L’Agence internationale de l’énergie (AIE) a revu en hausse ce vendredi 10 juillet, ses prévisions de demande mondiale de pétrole pour l’année 2020.

Selon le rapport mensuel de l’AIE qui coordonne les politiques énergétiques des pays industrialisés, la demande, qui a moins diminué que prévu au deuxième trimestre, devrait se situer à 92,1 millions de barils par jour (bpj), soit 400 000 bpj de plus que les projections du mois dernier,.

Le même document a indiqué qu’« alors que le marché du pétrole a indubitablement réalisé des progrès (…) le nombre important, et dans certains pays l’accélération, des cas de COVID-19 est un rappel inquiétant du fait que la pandémie n’est pas maîtrisée et que nos prévisions de marché risquent de se retrouver presque certainement à la baisse ».

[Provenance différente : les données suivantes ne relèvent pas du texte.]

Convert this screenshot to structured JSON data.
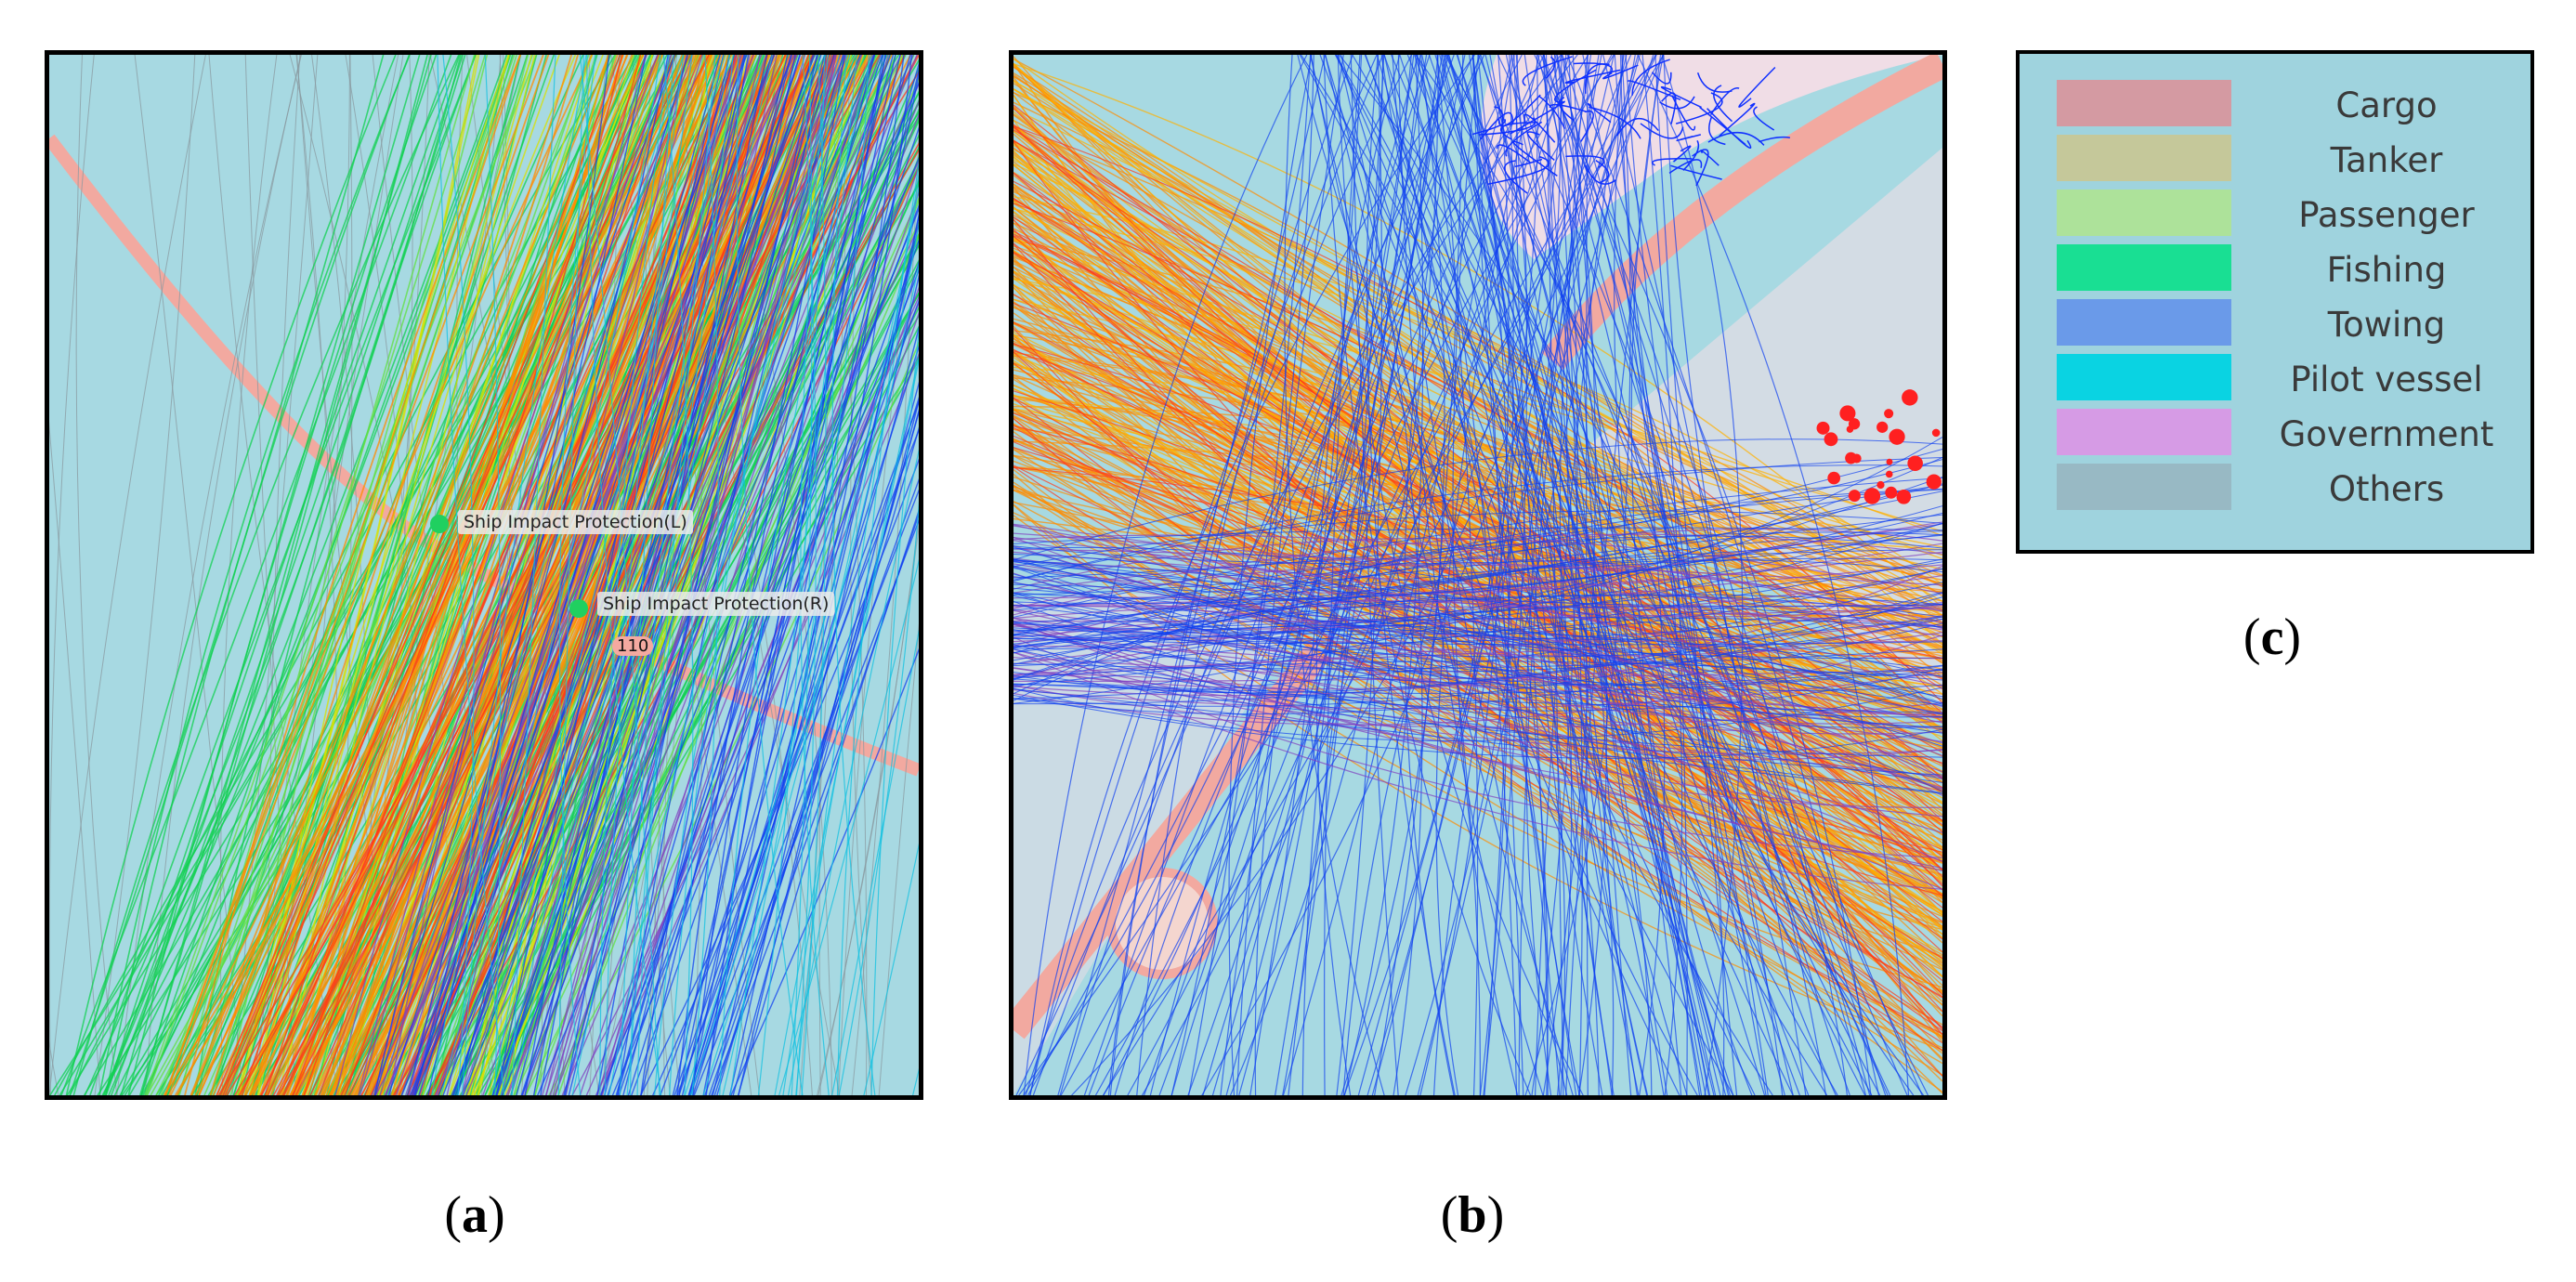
{
  "panels": {
    "a": {
      "caption_letter": "a",
      "labels": {
        "left": "Ship Impact Protection(L)",
        "right": "Ship Impact Protection(R)",
        "marker": "110"
      }
    },
    "b": {
      "caption_letter": "b"
    },
    "c": {
      "caption_letter": "c"
    }
  },
  "legend": {
    "items": [
      {
        "label": "Cargo",
        "color": "#d49aa2"
      },
      {
        "label": "Tanker",
        "color": "#c5c89a"
      },
      {
        "label": "Passenger",
        "color": "#ade29a"
      },
      {
        "label": "Fishing",
        "color": "#19df93"
      },
      {
        "label": "Towing",
        "color": "#6a9ae9"
      },
      {
        "label": "Pilot vessel",
        "color": "#0ad3e2"
      },
      {
        "label": "Government",
        "color": "#d69be5"
      },
      {
        "label": "Others",
        "color": "#98b9c4"
      }
    ]
  },
  "colors": {
    "sea": "#a7d9e2",
    "land": "#f0dde6",
    "bridge": "#f2a9a0",
    "track_orange": "#ff8c00",
    "track_red": "#ff3a1a",
    "track_yellow": "#d8e000",
    "track_green": "#10d050",
    "track_blue": "#1040f0",
    "track_cyan": "#10c0e0",
    "track_purple": "#8040c0",
    "track_gray": "#8a9aa0"
  }
}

L’AIE estime que l’assouplissement des mesures de confinement dans de nombreux pays a entraîné une forte reprise des livraisons de carburant en mai, juin et probablement aussi en juille,.

Mais, l’activité de raffinage du pétrole en 2020 devrait connaître une baisse plus marquée que celle prévue par l’AIE le mois dernier et sa croissance devrait être moindre en 2021, selon l’agence.

L’AIE explique que « Pour les raffineurs, les avantages apportés par l’amélioration de la demande seront probablement contrebalancés par les prévisions de contraction à venir sur le marché des matières premières. Les marges de raffinage seront également mises à mal par la quantité de stock excédentaire au deuxième trimestre de 2020 ».